Diagnosis of a child with mitochondrial myopathy and cerebellar atrophy with ataxia due to compound heterozygous variants of MSTO1 gene.
10.3760/cma.j.cn511374-20210319-00249
- Author:
Yang TIAN
1
;
Zhen SHI
;
Chi HOU
;
Wenjuan LI
;
Haixia ZHU
;
Xiaojing LI
;
Wenxiong CHEN
Author Information
1. Guangzhou Women and Children' s Medical Center, Guangzhou, Guangdong 510000, China. gzchcwx@126.com.
- Publication Type:Journal Article
- MeSH:
Ataxia/genetics*;
Atrophy/genetics*;
Cell Cycle Proteins/genetics*;
Child;
Cytoskeletal Proteins/genetics*;
Humans;
Infant;
Male;
Mitochondrial Myopathies;
Mutation;
Neurodegenerative Diseases;
Whole Exome Sequencing
- From:
Chinese Journal of Medical Genetics
2022;39(4):417-420
- CountryChina
- Language:Chinese
-
Abstract:
OBJECTIVE:To explore the genetic basis for a child with myopathy and cerebellar atrophy with ataxia.
METHODS:Clinical examinations and laboratory testing were carried out for the patient. The proband and the parents' genomic DNA was extracted from peripheral blood samples and subjected to trio whole-exome sequencing. Candidate variant was validated by Sanger sequencing.
RESULTS:The 1-year-and-8-month-old boy manifested motor developmental delay, ataxia, hypomyotonia, increased serum creatine kinase.
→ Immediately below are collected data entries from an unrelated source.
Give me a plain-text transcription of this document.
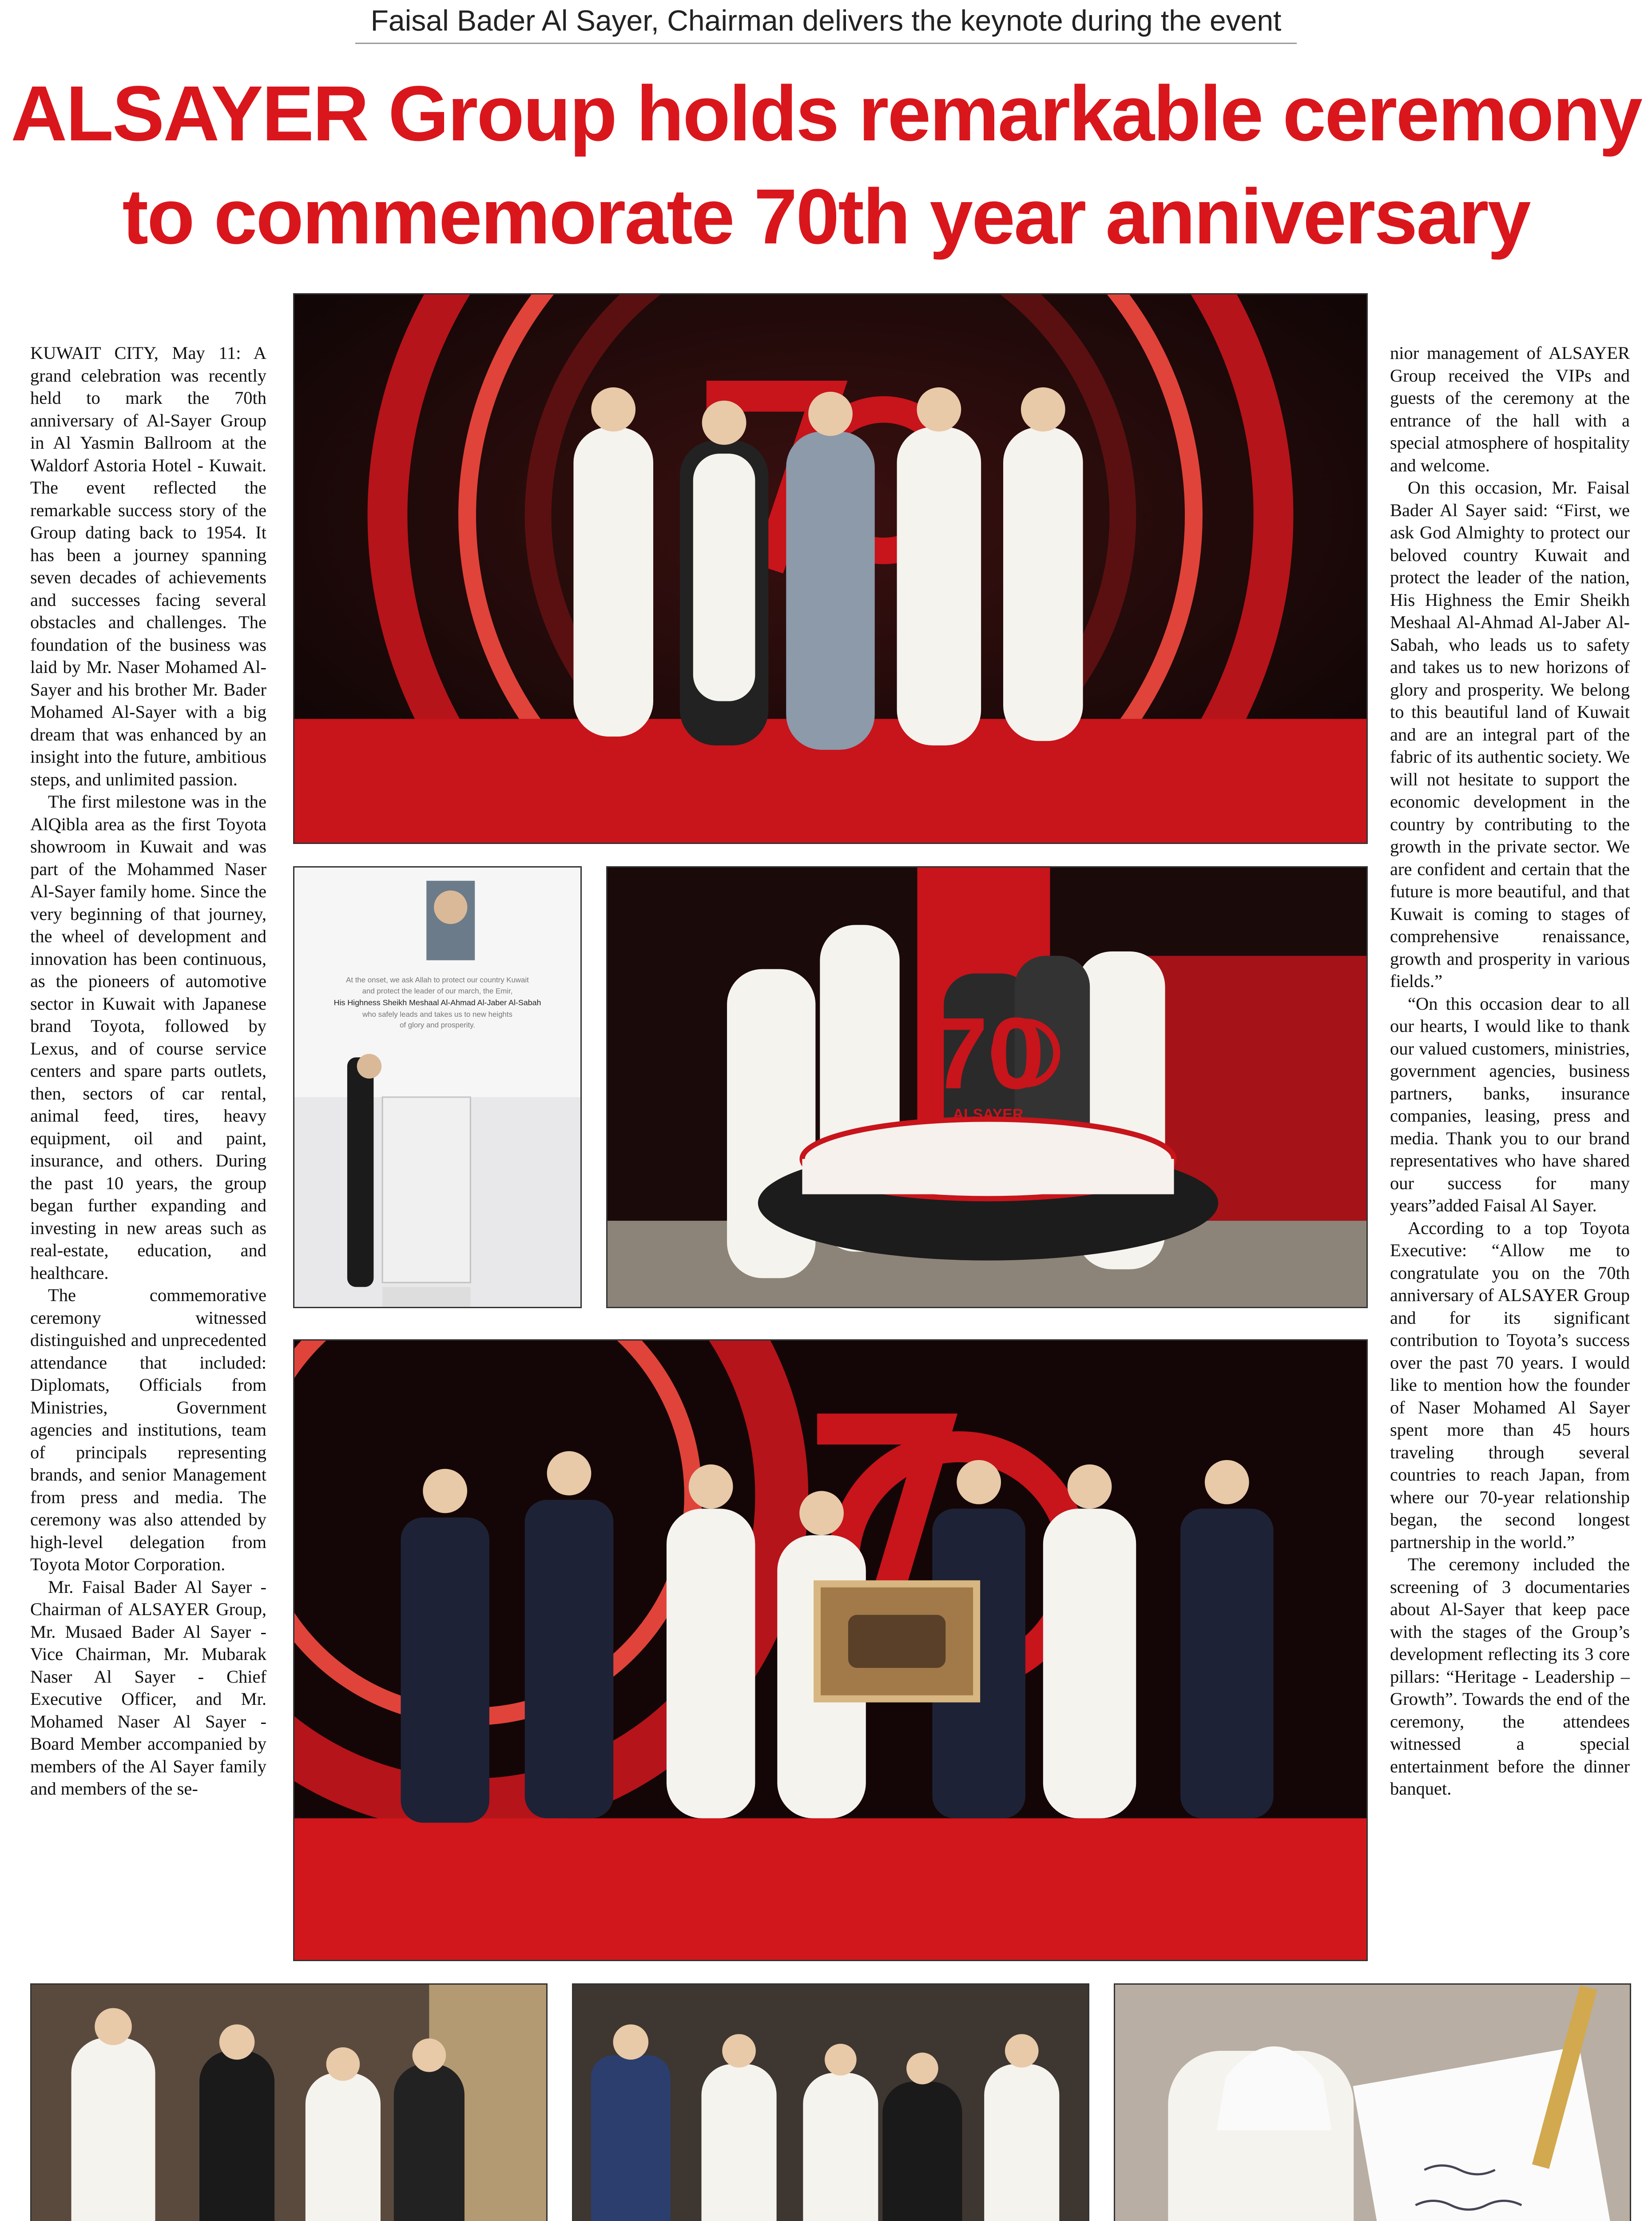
Faisal Bader Al Sayer, Chairman delivers the keynote during the event
ALSAYER Group holds remarkable ceremony
to commemorate 70th year anniversary

KUWAIT CITY, May 11: A grand celebration was recently held to mark the 70th anniversary of Al-Sayer Group in Al Yasmin Ballroom at the Waldorf Astoria Hotel - Kuwait. The event reflected the remarkable success story of the Group dating back to 1954. It has been a journey spanning seven decades of achievements and successes facing several obstacles and challenges. The foundation of the business was laid by Mr. Naser Mohamed Al-Sayer and his brother Mr. Bader Mohamed Al-Sayer with a big dream that was enhanced by an insight into the future, ambitious steps, and unlimited passion.

The first milestone was in the AlQibla area as the first Toyota showroom in Kuwait and was part of the Mohammed Naser Al-Sayer family home. Since the very beginning of that journey, the wheel of development and innovation has been continuous, as the pioneers of automotive sector in Kuwait with Japanese brand Toyota, followed by Lexus, and of course service centers and spare parts outlets, then, sectors of car rental, animal feed, tires, heavy equipment, oil and paint, insurance, and others. During the past 10 years, the group began further expanding and investing in new areas such as real-estate, education, and healthcare.

The commemorative ceremony witnessed distinguished and unprecedented attendance that included: Diplomats, Officials from Ministries, Government agencies and institutions, team of principals representing brands, and senior Management from press and media. The ceremony was also attended by high-level delegation from Toyota Motor Corporation.

Mr. Faisal Bader Al Sayer - Chairman of ALSAYER Group, Mr. Musaed Bader Al Sayer - Vice Chairman, Mr. Mubarak Naser Al Sayer - Chief Executive Officer, and Mr. Mohamed Naser Al Sayer - Board Member accompanied by members of the Al Sayer family and members of the se-

nior management of ALSAYER Group received the VIPs and guests of the ceremony at the entrance of the hall with a special atmosphere of hospitality and welcome.

On this occasion, Mr. Faisal Bader Al Sayer said: “First, we ask God Almighty to protect our beloved country Kuwait and protect the leader of the nation, His Highness the Emir Sheikh Meshaal Al-Ahmad Al-Jaber Al-Sabah, who leads us to safety and takes us to new horizons of glory and prosperity. We belong to this beautiful land of Kuwait and are an integral part of the fabric of its authentic society. We will not hesitate to support the economic development in the country by contributing to the growth in the private sector. We are confident and certain that the future is more beautiful, and that Kuwait is coming to stages of comprehensive renaissance, growth and prosperity in various fields.”

“On this occasion dear to all our hearts, I would like to thank our valued customers, ministries, government agencies, business partners, banks, insurance companies, leasing, press and media. Thank you to our brand representatives who have shared our success for many years”added Faisal Al Sayer.

According to a top Toyota Executive: “Allow me to congratulate you on the 70th anniversary of ALSAYER Group and for its significant contribution to Toyota’s success over the past 70 years. I would like to mention how the founder of Naser Mohamed Al Sayer spent more than 45 hours traveling through several countries to reach Japan, from where our 70-year relationship began, the second longest partnership in the world.”

The ceremony included the screening of 3 documentaries about Al-Sayer that keep pace with the stages of the Group’s development reflecting its 3 core pillars: “Heritage - Leadership – Growth”. Towards the end of the ceremony, the attendees witnessed a special entertainment before the dinner banquet.

At the onset, we ask Allah to protect our country Kuwait
and protect the leader of our march, the Emir,
His Highness Sheikh Meshaal Al-Ahmad Al-Jaber Al-Sabah
who safely leads and takes us to new heights
of glory and prosperity.	70
ALSAYER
Cranial MRI showed cerebellar atrophy with progressive aggravation. Genetic testing revealed that the patient has harbored compound heterozygous variants of the MSTO1 gene, namely c.13delG (p.Ala5ProfsTer68) and c.971C>T (p.Thr324Ile), which were respectively inherited from his mother and father. The former was unreported previously and was predicted to be likely pathogenic, whilst the latter has been reported previously and was predicted to be of uncertain significance.
CONCLUSION:The compound heterozygous c.13delG (p.Ala5ProfsTer68) and c.971C>T (p.Thr324Ile) variants probably underlay the disease in the proband. Above finding has enriched the spectrum of MSTO1 gene variants underlying mitochondrial myopathy and cerebellar atrophy with ataxia.